Может ли человек сам понять, что хорошо, что дурно, если все вокруг считают хорошее дурным, а дурное – хорошим? Можно ли освободиться от влияния окружающих и научиться мыслить самому? Как заниматься самосовершенствованием и быть счастливым, если мир отвратителен?

И неважно, кто из братьев был влюблен в Вареньку и был свидетелем страшной сцены, – это размышления самого Толстого, начавшиеся в Казани и волновавшие его всю жизнь, потому что на эти простые вопросы невозможно дать ответы.

Герой в начале рассказа был молодым студентом, неискушенным, наивным, а потому счастливым в своем неведении жизни: «Бал был чудесный: зала прекрасная, с хорами, музыканты – знаменитые в то время крепостные помещика-любителя, буфет великолепный, разливанное море шампанского», улыбки и музыка освещали все вокруг. Но когда он увидел экзекуцию («Это было что-то такое пестрое, мокрое, красное, неестественное, что я не поверил, чтобы это было тело человека»), то испытал ужас: «…на сердце была почти физическая, доходившая до тошноты тоска, такая, что я несколько раз останавливался, и мне казалось, что вот-вот меня вырвет всем тем ужасом, который вошел в меня от этого зрелища». С этого момента низвержены все привычные ценности: условности света, необходимость службы, а возвышенная любовь… любовь «пошла на убыль»: «…та прелесть, поэзия любви, которую я испытал в этот вечер, кончилась. Я не мог теперь не видеть в ней, в ее этой ласкающей улыбке, того, что я видел в ее отце, на площади». Казалось бы: дочь за отца не отвечает, но странно живет и умирает чувство.
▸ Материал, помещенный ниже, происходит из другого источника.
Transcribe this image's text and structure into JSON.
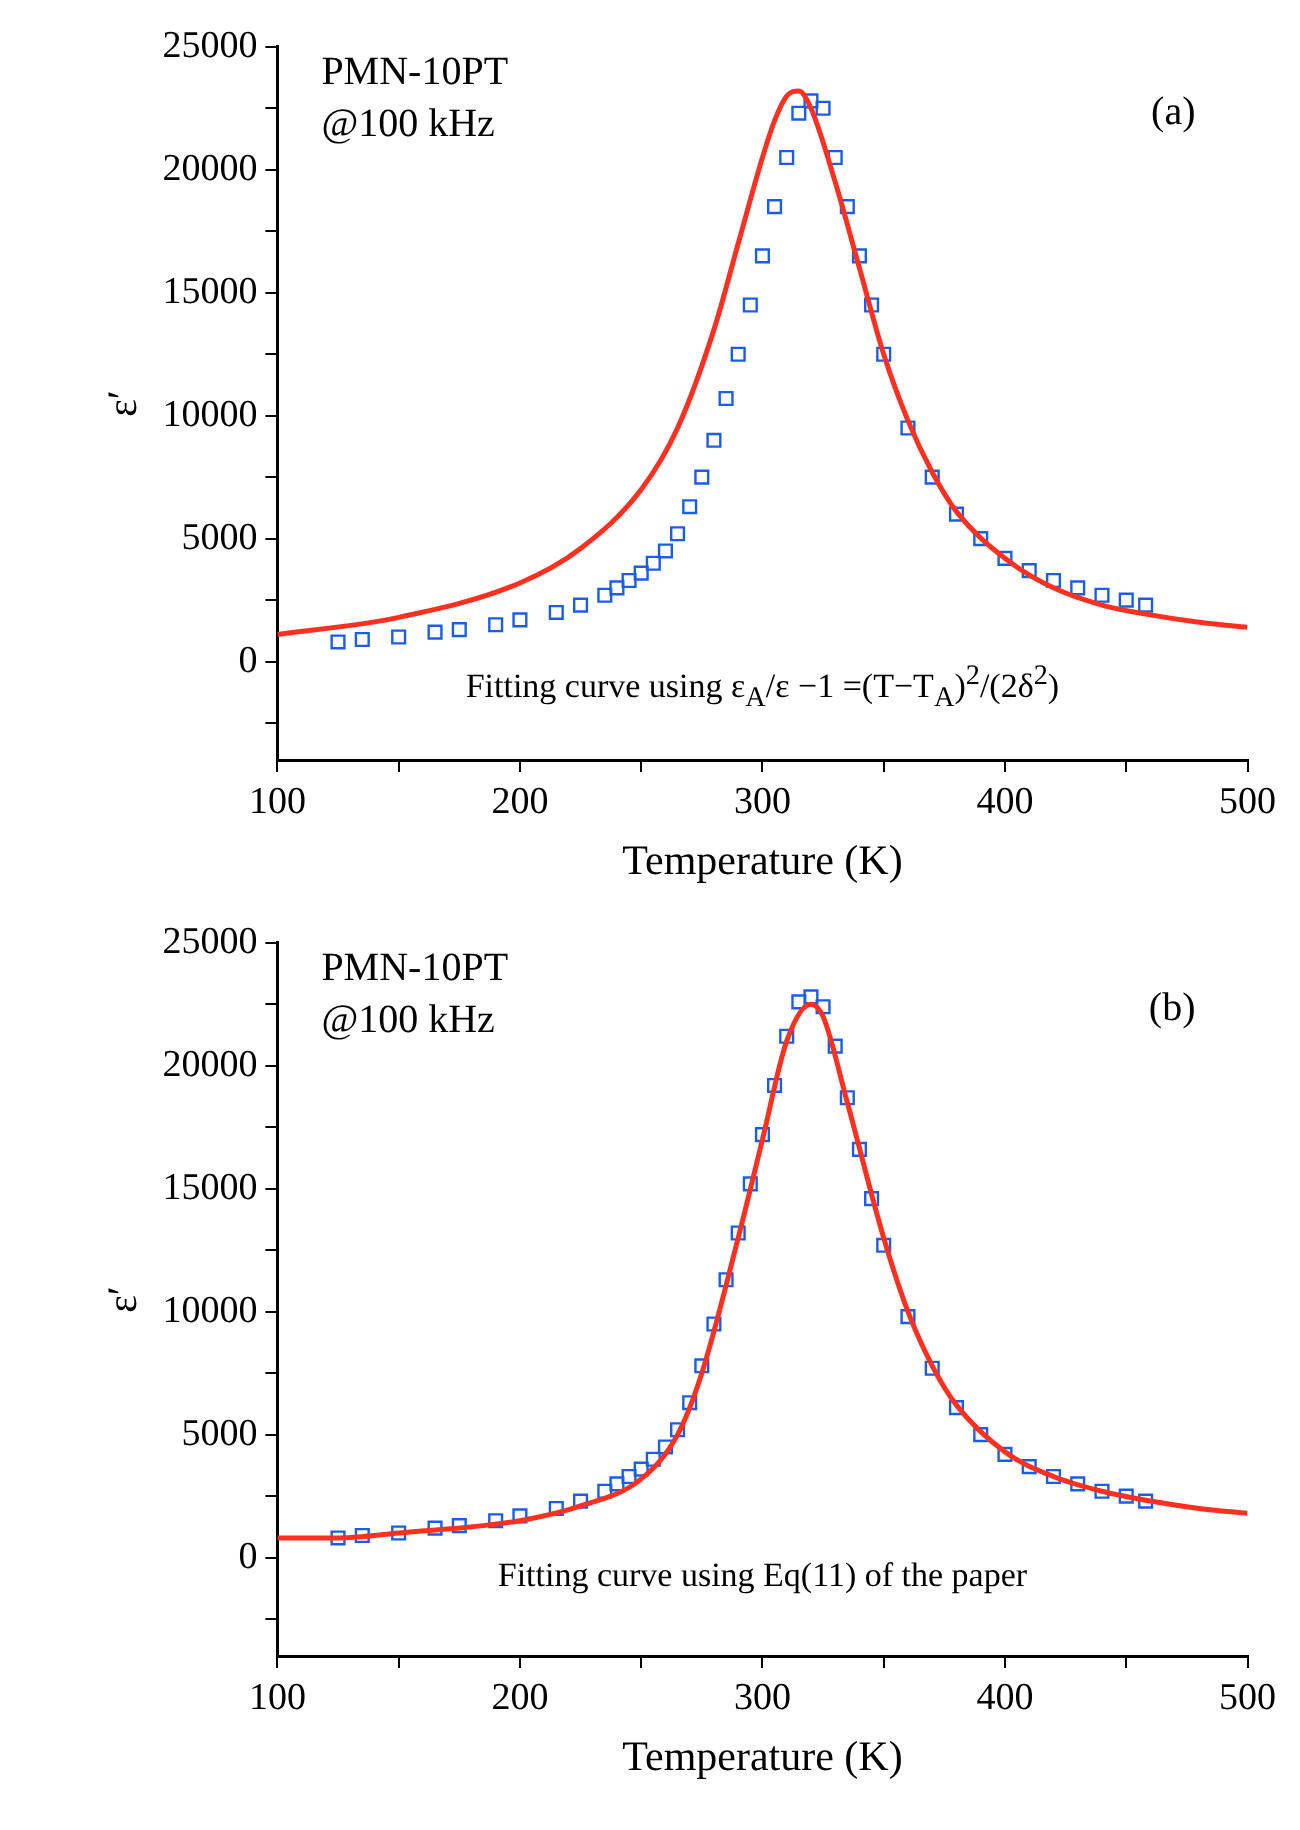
{
  "chart_data": [
    {
      "type": "scatter",
      "xlabel": "Temperature (K)",
      "ylabel": "ε′",
      "xlim": [
        100,
        500
      ],
      "ylim": [
        -4000,
        25000
      ],
      "xticks": [
        100,
        {
          "value": 150,
          "label": null
        },
        200,
        {
          "value": 250,
          "label": null
        },
        300,
        {
          "value": 350,
          "label": null
        },
        400,
        {
          "value": 450,
          "label": null
        },
        500
      ],
      "yticks": [
        {
          "value": -2500,
          "label": null
        },
        0,
        {
          "value": 2500,
          "label": null
        },
        5000,
        {
          "value": 7500,
          "label": null
        },
        10000,
        {
          "value": 12500,
          "label": null
        },
        15000,
        {
          "value": 17500,
          "label": null
        },
        20000,
        {
          "value": 22500,
          "label": null
        },
        25000
      ],
      "grid": false,
      "legend": false,
      "annotations": [
        "PMN-10PT",
        "@100 kHz",
        "(a)",
        "Fitting curve using ε$_{A}$/ε −1 =(T−T$_{A}$)$^{2}$/(2δ$^{2}$)"
      ],
      "series": [
        {
          "marker": "square",
          "color": "#1a5ee8",
          "x": [
            125,
            135,
            150,
            165,
            175,
            190,
            200,
            215,
            225,
            235,
            240,
            245,
            250,
            255,
            260,
            265,
            270,
            275,
            280,
            285,
            290,
            295,
            300,
            305,
            310,
            315,
            320,
            325,
            330,
            335,
            340,
            345,
            350,
            360,
            370,
            380,
            390,
            400,
            410,
            420,
            430,
            440,
            450,
            458
          ],
          "values": [
            800,
            900,
            1000,
            1200,
            1300,
            1500,
            1700,
            2000,
            2300,
            2700,
            3000,
            3300,
            3600,
            4000,
            4500,
            5200,
            6300,
            7500,
            9000,
            10700,
            12500,
            14500,
            16500,
            18500,
            20500,
            22300,
            22800,
            22500,
            20500,
            18500,
            16500,
            14500,
            12500,
            9500,
            7500,
            6000,
            5000,
            4200,
            3700,
            3300,
            3000,
            2700,
            2500,
            2300
          ]
        },
        {
          "type": "line",
          "marker": "none",
          "color": "#ff3020",
          "x": [
            100,
            150,
            200,
            225,
            250,
            265,
            280,
            290,
            300,
            305,
            310,
            315,
            320,
            330,
            340,
            350,
            360,
            370,
            380,
            400,
            420,
            440,
            460,
            480,
            500
          ],
          "values": [
            1100,
            1800,
            3200,
            4600,
            7000,
            9500,
            13500,
            17000,
            20500,
            22000,
            23000,
            23200,
            22500,
            19500,
            16000,
            12500,
            9800,
            7700,
            6100,
            4200,
            3000,
            2300,
            1900,
            1600,
            1400
          ]
        }
      ]
    },
    {
      "type": "scatter",
      "xlabel": "Temperature (K)",
      "ylabel": "ε′",
      "xlim": [
        100,
        500
      ],
      "ylim": [
        -4000,
        25000
      ],
      "xticks": [
        100,
        {
          "value": 150,
          "label": null
        },
        200,
        {
          "value": 250,
          "label": null
        },
        300,
        {
          "value": 350,
          "label": null
        },
        400,
        {
          "value": 450,
          "label": null
        },
        500
      ],
      "yticks": [
        {
          "value": -2500,
          "label": null
        },
        0,
        {
          "value": 2500,
          "label": null
        },
        5000,
        {
          "value": 7500,
          "label": null
        },
        10000,
        {
          "value": 12500,
          "label": null
        },
        15000,
        {
          "value": 17500,
          "label": null
        },
        20000,
        {
          "value": 22500,
          "label": null
        },
        25000
      ],
      "grid": false,
      "legend": false,
      "annotations": [
        "PMN-10PT",
        "@100 kHz",
        "(b)",
        "Fitting curve using Eq(11) of the paper"
      ],
      "series": [
        {
          "marker": "square",
          "color": "#1a5ee8",
          "x": [
            125,
            135,
            150,
            165,
            175,
            190,
            200,
            215,
            225,
            235,
            240,
            245,
            250,
            255,
            260,
            265,
            270,
            275,
            280,
            285,
            290,
            295,
            300,
            305,
            310,
            315,
            320,
            325,
            330,
            335,
            340,
            345,
            350,
            360,
            370,
            380,
            390,
            400,
            410,
            420,
            430,
            440,
            450,
            458
          ],
          "values": [
            800,
            900,
            1000,
            1200,
            1300,
            1500,
            1700,
            2000,
            2300,
            2700,
            3000,
            3300,
            3600,
            4000,
            4500,
            5200,
            6300,
            7800,
            9500,
            11300,
            13200,
            15200,
            17200,
            19200,
            21200,
            22600,
            22800,
            22400,
            20800,
            18700,
            16600,
            14600,
            12700,
            9800,
            7700,
            6100,
            5000,
            4200,
            3700,
            3300,
            3000,
            2700,
            2500,
            2300
          ]
        },
        {
          "type": "line",
          "marker": "none",
          "color": "#ff3020",
          "x": [
            100,
            125,
            150,
            200,
            225,
            250,
            265,
            275,
            290,
            300,
            310,
            320,
            325,
            335,
            350,
            360,
            370,
            380,
            400,
            420,
            440,
            460,
            480,
            500
          ],
          "values": [
            800,
            800,
            1000,
            1500,
            2100,
            3200,
            5000,
            7500,
            13000,
            17000,
            21000,
            22500,
            22000,
            18500,
            13000,
            10000,
            7800,
            6200,
            4300,
            3300,
            2700,
            2300,
            2000,
            1800
          ]
        }
      ]
    }
  ]
}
Ведет ли потрясение к прозрению? В религиозно-этических трактатах Толстого смысл прозрения - в изменении жизни и увеличении любви к миру. Смог ли герой изменить хотя бы свою жизнь? Увы… В первоначальном варианте текста рассказчик размышлял: «…на другой день опомнился совсем и стал ходить в университет и жить по-прежнему…Что ж, вы думаете, что я решил, что полковник изверг, что то, что я видел, было преступление. Ничуть. Но я не смел, не мог решить, что то, что я видел, было дурно. Это было ужасно, но если оно делалось, значит, оно было необходимо… Надо было понять это и подчиниться этому. И я не мог ни того, ни другого, но и не мог решить, что это дурно». Но и забыть прошедшее герой не смог, и любить по-прежнему тоже. Почему? Непонятно. И позже Толстой добавил герою мысль о том, что от таких событий пусть очень медленно и незаметно, но «переменяется и направляется вся жизнь человека».

«А вы говорите», что любой школьник знает о нашей странной жизни больше?